UPDATE 3-Fiat claws to operating profit, to miss some goals

(Releads with targets, put option on auto unit, adds analyst, trader comments, updates shares)

By Jane Barrett

BALOCCO, Italy, July 26 (Reuters) - Italy's Fiat clawed its way to second-quarter operating profit on Monday but said it would miss some future targets in an "overly optimistic" turnaround plan drawn up by the group's former management.

Investors, however, focused on bullish comments by its CEO on Fiat's option to sell its loss-making auto unit to General Motors , boosting the shares by over two percent. GM owns 10 percent of the unit and is Fiat's industrial partner.

"I know nothing today to suggest the put is not going to be exercisable in January 2005," Sergio Marchionne told analysts after earlier saying he saw no benefit in renewing a standstill agreement which had pushed back the option's validity.

GM bought 20 percent of Fiat Auto in 2000 but that was diluted to 10 percent in a capital increase last year. Under the 2000 deal, Fiat has the right to sell its remaining stake in the car unit to GM but GM argues the option is no longer valid after asset sales Fiat made in the midst of a crisis.

The two groups hope to resolve the spat by December.

Fiat stock was up 2.36 percent at 6.47 euros at 1419 GMT, outperforming the DJ Stoxx Auto index , up 0.06 percent.

"The share is benefitting from the statements that the GM put option is still valid and will be exercisable from January 2005," one trader said.

Fiat's core car unit, which dragged the 105-year-old company into its worst crisis in 2002, posted a worst than expected second-quarter loss due to still sluggish sales and a strike.

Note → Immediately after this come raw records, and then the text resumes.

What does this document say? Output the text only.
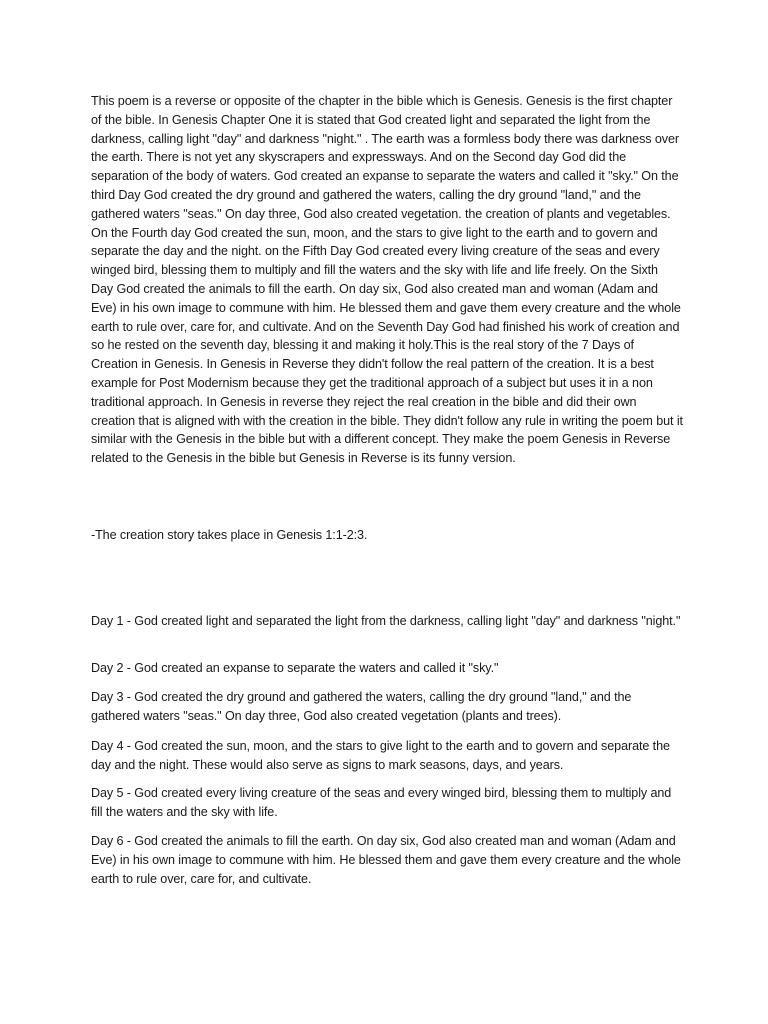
This poem is a reverse or opposite of the chapter in the bible which is Genesis. Genesis is the first chapter of the bible. In Genesis Chapter One it is stated that God created light and separated the light from the darkness, calling light "day" and darkness "night." . The earth was a formless body there was darkness over the earth. There is not yet any skyscrapers and expressways. And on the Second day God did the separation of the body of waters. God created an expanse to separate the waters and called it "sky." On the third Day God created the dry ground and gathered the waters, calling the dry ground "land," and the gathered waters "seas." On day three, God also created vegetation. the creation of plants and vegetables. On the Fourth day God created the sun, moon, and the stars to give light to the earth and to govern and separate the day and the night. on the Fifth Day God created every living creature of the seas and every winged bird, blessing them to multiply and fill the waters and the sky with life and life freely. On the Sixth Day God created the animals to fill the earth. On day six, God also created man and woman (Adam and Eve) in his own image to commune with him. He blessed them and gave them every creature and the whole earth to rule over, care for, and cultivate. And on the Seventh Day God had finished his work of creation and so he rested on the seventh day, blessing it and making it holy.This is the real story of the 7 Days of Creation in Genesis. In Genesis in Reverse they didn't follow the real pattern of the creation. It is a best example for Post Modernism because they get the traditional approach of a subject but uses it in a non traditional approach. In Genesis in reverse they reject the real creation in the bible and did their own creation that is aligned with with the creation in the bible. They didn't follow any rule in writing the poem but it similar with the Genesis in the bible but with a different concept. They make the poem Genesis in Reverse related to the Genesis in the bible but Genesis in Reverse is its funny version.

-The creation story takes place in Genesis 1:1-2:3.

Day 1 - God created light and separated the light from the darkness, calling light "day" and darkness "night."

Day 2 - God created an expanse to separate the waters and called it "sky."

Day 3 - God created the dry ground and gathered the waters, calling the dry ground "land," and the gathered waters "seas." On day three, God also created vegetation (plants and trees).

Day 4 - God created the sun, moon, and the stars to give light to the earth and to govern and separate the day and the night. These would also serve as signs to mark seasons, days, and years.

Day 5 - God created every living creature of the seas and every winged bird, blessing them to multiply and fill the waters and the sky with life.

Day 6 - God created the animals to fill the earth. On day six, God also created man and woman (Adam and Eve) in his own image to commune with him. He blessed them and gave them every creature and the whole earth to rule over, care for, and cultivate.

Fiat said the car unit would only become profitable at an operating level in 2006, pushing back a previous target to break even in 2005. Marchionne said the plan, drawn up by previous management, was "crafted without assessing competitive response".

AUTO WOES

Analysts said the auto division remained Fiat's headache.

"Fiat's operational trend remains hampered by performance at the core Auto division, with little impact from new models and ongoing negative cash flow at the group level," Morgan Stanley said in an initial reaction to the results.

Italy's largest private sector employer also pushed back a target for the group as a whole to break into the black on a net basis next year, adding it saw net profit totalling more than 500 million euros in 2006 and at least 1.4 billion euros in 2007.

In the second-quarter, Fiat said it made a group operating profit of 18 million euros ($22 million), slightly higher than the 12 million euros median forecast in a Reuters poll of 11 analysts last week and a loss of 25 million a year ago.

But Fiat Auto continued to struggle and posted a loss of 282 million euros, worse than the 180 million expected by analysts. It lost 234 million euros in the year-ago period.

"They aren't great quarterly results and some numbers came in worse than expected," one trader said. "But they have started to clean up the balance sheet and have reiterated the 2004 breakeven target yet again. The market expected a nastier surprise.". Fiat said it was still confident it would break even at operating level in 2004.

Fiat said it would keep to the former plan to cut costs and improve margins and hoped that new models across its bulldozer to bus range will help foster growth in the second half.

However, despite launching four new cars recently, Fiat Auto's revenues rose only 2.6 percent year-on-year in the second quarter while in unit sales they were only 2 percent higher.

Fiat put some of that down to a three-week strike at the Melfi plant which brought most of its Italian factories to a halt in April and lost production of about 40,000 cars.